Do you feel disconnected from your partner? Are you constantly arguing? Do you feel like the relationship no longer meets your needs and you're longing for change? Maybe you've recently moved or you're struggling to integrate different cultural perceptions of life?
In my experience, relationships are as unique as the individuals that participate in them. Couples may disagree about their living situation, sexual preferences, children, or about an appropriate work-life-balance. However, sometimes these superficial topics reflect deeper issues and needs. How we feel and act in our relationships is often connected with our past experiences. Needs that were not met during our childhood might manifest in our lives as adults. If we're not aware of those needs or if we feel unable to voice them, we may feel triggered by our partners' behaviour or find it difficult to engage in satisfying communication. Especially when they're unable to process difficult emotions and anxieties, some couples become stuck in vicious cycles and begin to question their relationship and whether they are right for each other.

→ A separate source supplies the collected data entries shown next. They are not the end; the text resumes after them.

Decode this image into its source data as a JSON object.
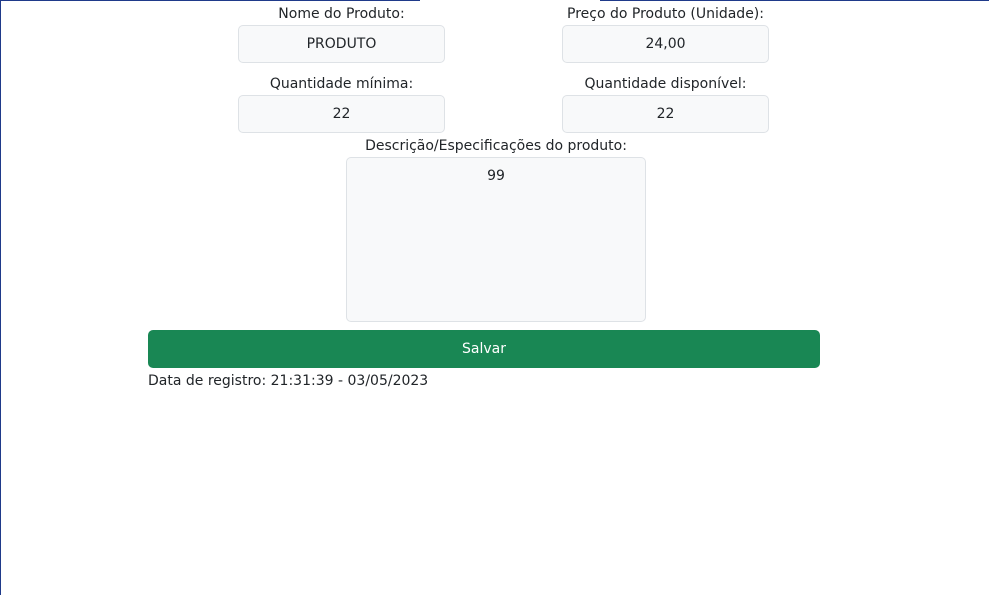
{
  "form": {
    "product_name": {
      "label": "Nome do Produto:",
      "value": "PRODUTO"
    },
    "unit_price": {
      "label": "Preço do Produto (Unidade):",
      "value": "24,00"
    },
    "min_quantity": {
      "label": "Quantidade mínima:",
      "value": "22"
    },
    "available_quantity": {
      "label": "Quantidade disponível:",
      "value": "22"
    },
    "description": {
      "label": "Descrição/Especificações do produto:",
      "value": "99"
    },
    "save_label": "Salvar",
    "registration": {
      "label": "Data de registro:",
      "time": "21:31:39",
      "separator": "-",
      "date": "03/05/2023"
    }
  },
  "colors": {
    "save_button": "#198754",
    "input_background": "#f8f9fa",
    "input_border": "#dee2e6",
    "window_frame": "#1f3a8a"
  }
}
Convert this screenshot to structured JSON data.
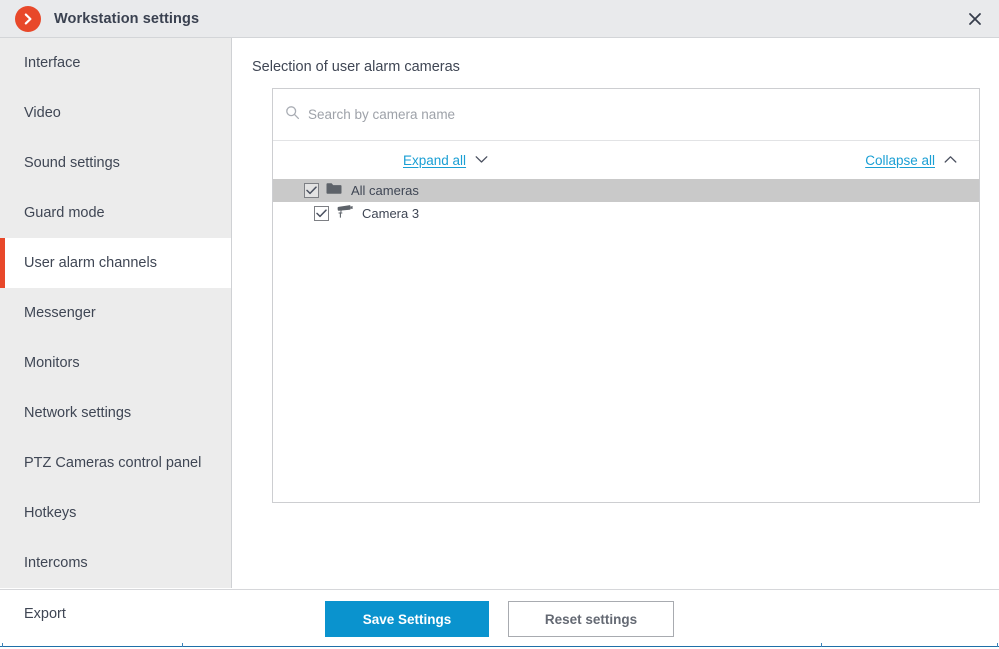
{
  "titlebar": {
    "app_icon": "orange-chevron-right-icon",
    "title": "Workstation settings",
    "close_icon": "close-icon"
  },
  "sidebar": {
    "items": [
      {
        "label": "Interface",
        "active": false
      },
      {
        "label": "Video",
        "active": false
      },
      {
        "label": "Sound settings",
        "active": false
      },
      {
        "label": "Guard mode",
        "active": false
      },
      {
        "label": "User alarm channels",
        "active": true
      },
      {
        "label": "Messenger",
        "active": false
      },
      {
        "label": "Monitors",
        "active": false
      },
      {
        "label": "Network settings",
        "active": false
      },
      {
        "label": "PTZ Cameras control panel",
        "active": false
      },
      {
        "label": "Hotkeys",
        "active": false
      },
      {
        "label": "Intercoms",
        "active": false
      }
    ],
    "overflow_item": "Export"
  },
  "content": {
    "title": "Selection of user alarm cameras",
    "search": {
      "placeholder": "Search by camera name",
      "value": "",
      "icon": "search-icon"
    },
    "expand_all": {
      "label": "Expand all",
      "icon": "chevron-down-icon"
    },
    "collapse_all": {
      "label": "Collapse all",
      "icon": "chevron-up-icon"
    },
    "tree": [
      {
        "label": "All cameras",
        "level": 0,
        "checked": true,
        "selected": true,
        "icon": "folder-icon"
      },
      {
        "label": "Camera 3",
        "level": 1,
        "checked": true,
        "selected": false,
        "icon": "cctv-camera-icon"
      }
    ]
  },
  "footer": {
    "save_label": "Save Settings",
    "reset_label": "Reset settings"
  },
  "colors": {
    "accent_orange": "#e8482a",
    "link_blue": "#1a9fd4",
    "primary_button_blue": "#0a93ce",
    "sidebar_bg": "#ececec",
    "selected_row": "#c9c9c9",
    "text": "#3f4654"
  }
}
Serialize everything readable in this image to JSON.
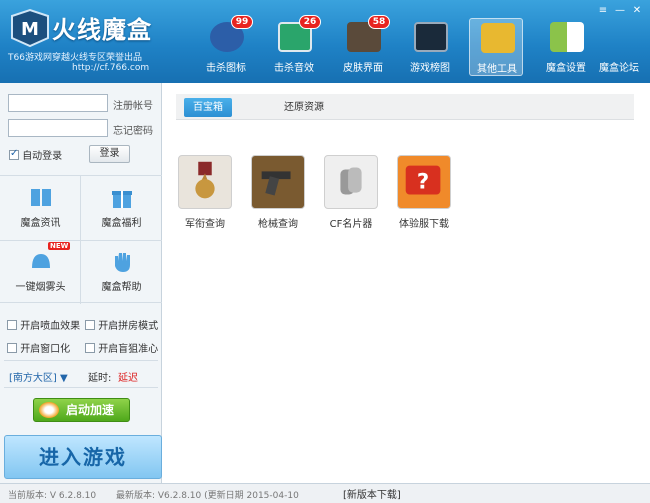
{
  "app": {
    "title": "火线魔盒",
    "subtitle": "T66游戏网穿越火线专区荣誉出品",
    "url": "http://cf.766.com"
  },
  "window_controls": [
    "≡",
    "—",
    "✕"
  ],
  "toolbar": [
    {
      "label": "击杀图标",
      "badge": "99",
      "icon": "kill-icon-shield",
      "color": "#2c5ea8"
    },
    {
      "label": "击杀音效",
      "badge": "26",
      "icon": "sound-monitor-icon",
      "color": "#2aa56b"
    },
    {
      "label": "皮肤界面",
      "badge": "58",
      "icon": "skin-icon",
      "color": "#5a4a3a"
    },
    {
      "label": "游戏榜图",
      "badge": "",
      "icon": "map-icon",
      "color": "#1a2a3a"
    },
    {
      "label": "其他工具",
      "badge": "",
      "icon": "tools-icon",
      "color": "#e8b830"
    },
    {
      "label": "魔盒设置",
      "badge": "",
      "icon": "settings-grid-icon",
      "color": "#8bc34a"
    },
    {
      "label": "魔盒论坛",
      "badge": "",
      "icon": "forum-icon",
      "color": ""
    }
  ],
  "login": {
    "register_label": "注册帐号",
    "forgot_label": "忘记密码",
    "auto_login_label": "自动登录",
    "login_button": "登录"
  },
  "quick": [
    {
      "label": "魔盒资讯",
      "icon": "book-icon"
    },
    {
      "label": "魔盒福利",
      "icon": "gift-icon"
    },
    {
      "label": "一键烟雾头",
      "icon": "helmet-icon",
      "badge": "NEW"
    },
    {
      "label": "魔盒帮助",
      "icon": "hand-icon"
    }
  ],
  "options": [
    "开启喷血效果",
    "开启拼房模式",
    "开启窗口化",
    "开启盲狙准心"
  ],
  "region": {
    "label": "[南方大区]",
    "latency_label": "延时:",
    "latency_value": "延迟"
  },
  "accelerate_button": "启动加速",
  "enter_game_button": "进入游戏",
  "tabs": [
    {
      "label": "百宝箱",
      "active": true
    },
    {
      "label": "还原资源",
      "active": false
    }
  ],
  "tools": [
    {
      "label": "军衔查询",
      "icon": "medal-icon",
      "bg": "#e9e4dc"
    },
    {
      "label": "枪械查询",
      "icon": "revolver-icon",
      "bg": "#7a5a30"
    },
    {
      "label": "CF名片器",
      "icon": "dogtag-icon",
      "bg": "#efefef"
    },
    {
      "label": "体验服下载",
      "icon": "question-icon",
      "bg": "#f08a2a"
    }
  ],
  "status": {
    "current_version": "当前版本: V 6.2.8.10",
    "latest_version": "最新版本: V6.2.8.10 (更新日期 2015-04-10",
    "download_label": "[新版本下载]"
  }
}
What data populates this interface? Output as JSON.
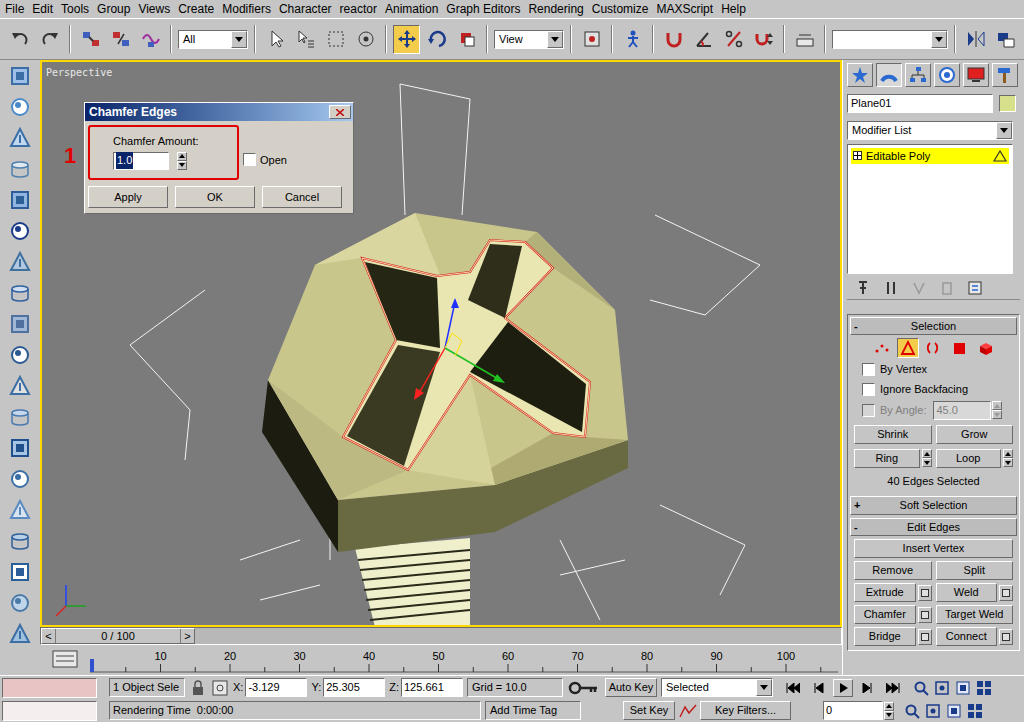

However, when appropriately addressed, challenging periods and conflict can also help us gain important insights and develop further – not only as a couple, but also as individuals. In this regard, couples counselling often proves to be beneficial for both partners individually. With that said, some couples decide to start counselling because they want to find new ways of relating and communicating, while others have already decided to separate and look for support in a reflective and neutral space. In both cases the relationship is changing and we can talk about what is needed in order to facilitate a helpful transition process.